How does this affect pellets?
Pellets have pretty much the same reaction to velocity as bullets, though they are not being pushed by hot, burning gasses. My experience is that Crosman Premiers start to leave metal deposits in the bore when their velocity climbs to around 900 f.p.s., give or take. The "give or take" probably has to do with variations in the metal alloy of the particular barrel, plus the relative smoothness of the surface finish of the bore. A more slippery steel with a smoother finish will resist leading at higher velocity than a less slippery steel with a rougher finish.
900 f.p.s. is not a magic number
We often say pellets are most accurate at speeds under 900 f.p.s. But, now I'm also saying that Crosman Premiers start to lead the bore above that velocity. The truth is more complex. Sometimes, you can get good accuracy at velocities above 900 f.p.s., and Premiers will lead the bore of one airgun faster than another. The number 900 is just a general speed around which things usually start happening.
If you want to shoot Premiers, what can you do?
You can lubricate your pellets. The right kind of lube can do a good job of keeping the leading problem in check. I have a Daystate Huntsman in which I shoot 7.9-grain Premiers all the time. The velocity is set at 930 f.p.s., but I never have a problem with a leaded barrel. I lube my pellets with FP-10, which is made by Shooter's Choice. I have been warned that FP-10 dissolves o-rings, but my Huntsman has been doing fine with it for the past 10 years. In the late 1990s, the chat forums were alive with all the special pellet lube formulas shooters had concocted. One company in England even claims their lube increases both velocity and accuracy, but when it was tested here in the U.S., it did neither. Maybe someday soon I'll do a posting on all the snake oil salesmen who haunt the airgunning market!
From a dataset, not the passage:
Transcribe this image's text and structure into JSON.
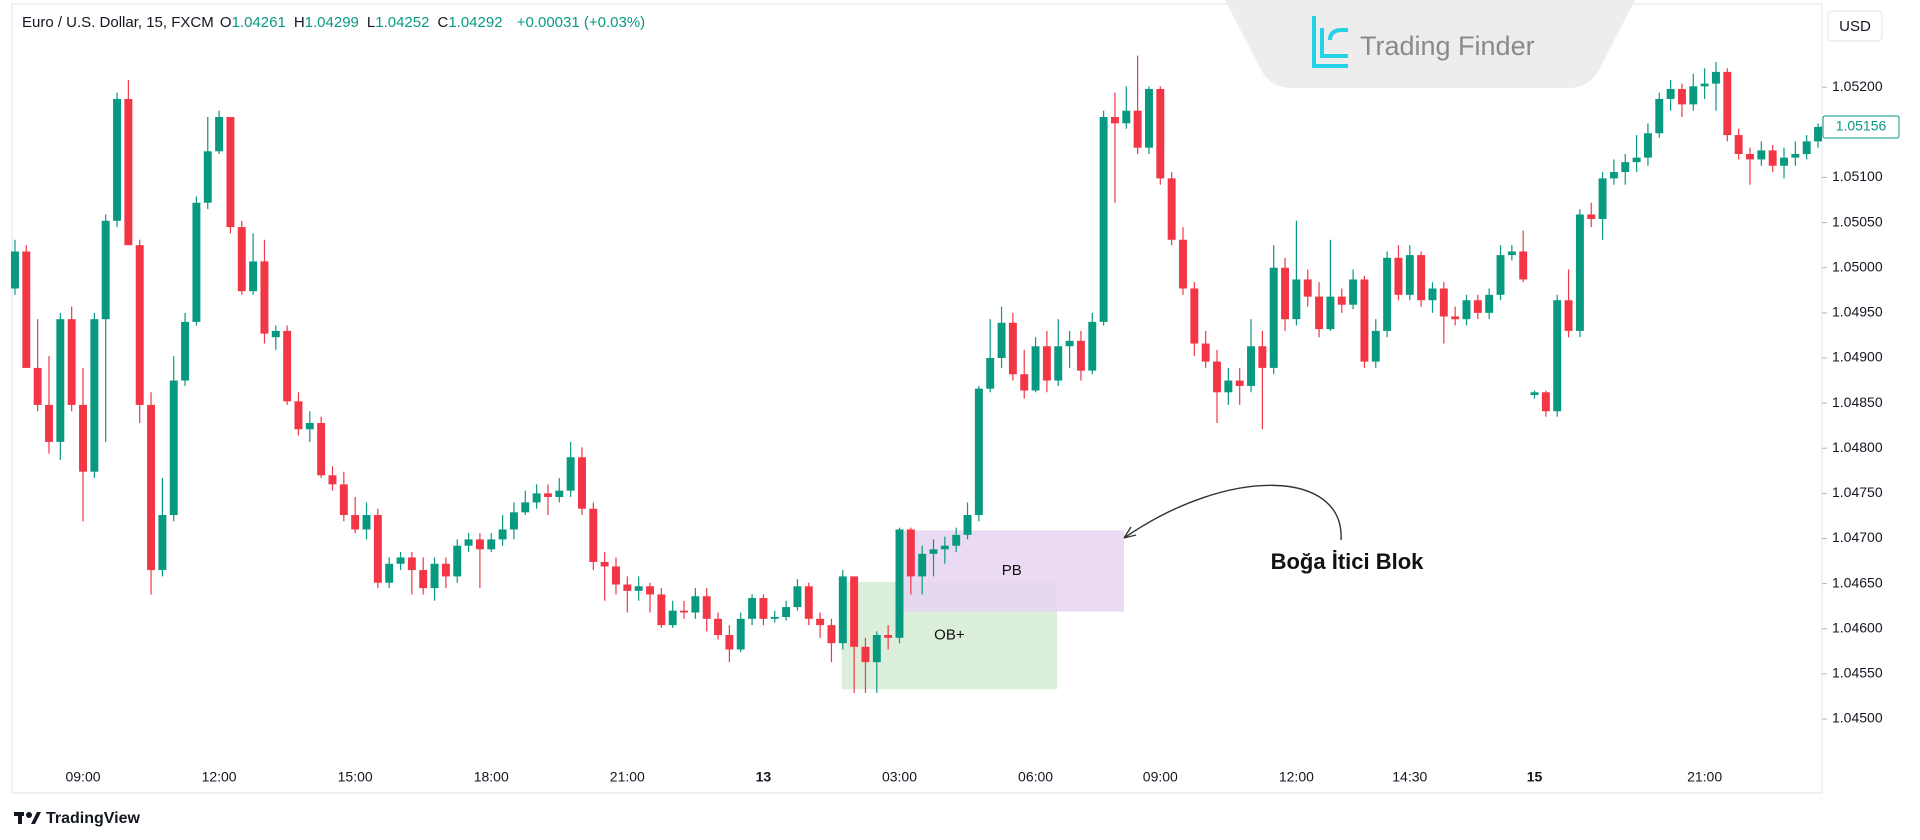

Spring guns have a special problem!
Detonation happens when small amounts of oil explode from the heat of compression in a spring air gun, so oiling pellets is a bigger problem for springers than for CO2 or pneumatic shooters. However, the king of all spring gun makers is John Whiscombe. His rifles are the most powerful springers ever made, yet he oils his pellets. He uses a mixture of two parts Hoppes Gun Oil and one part STP Engine Treatment by volume. This he stirs to mix well, then he puts several drops on a foam cushion in the bottom of an empty pellet tin. Then pellets are poured into this tin and rolled around on the foam. The lube they pick up is enough to prevent most bore leading in Whiscombe's extremely powerful rifles (up to 35 foot-pounds in .25 caliber!).
So the answer is, "Yes - you can keep a clean barrel with Crosman Premiers." If you are going to shoot very fast, though, you'd better oil the pellets.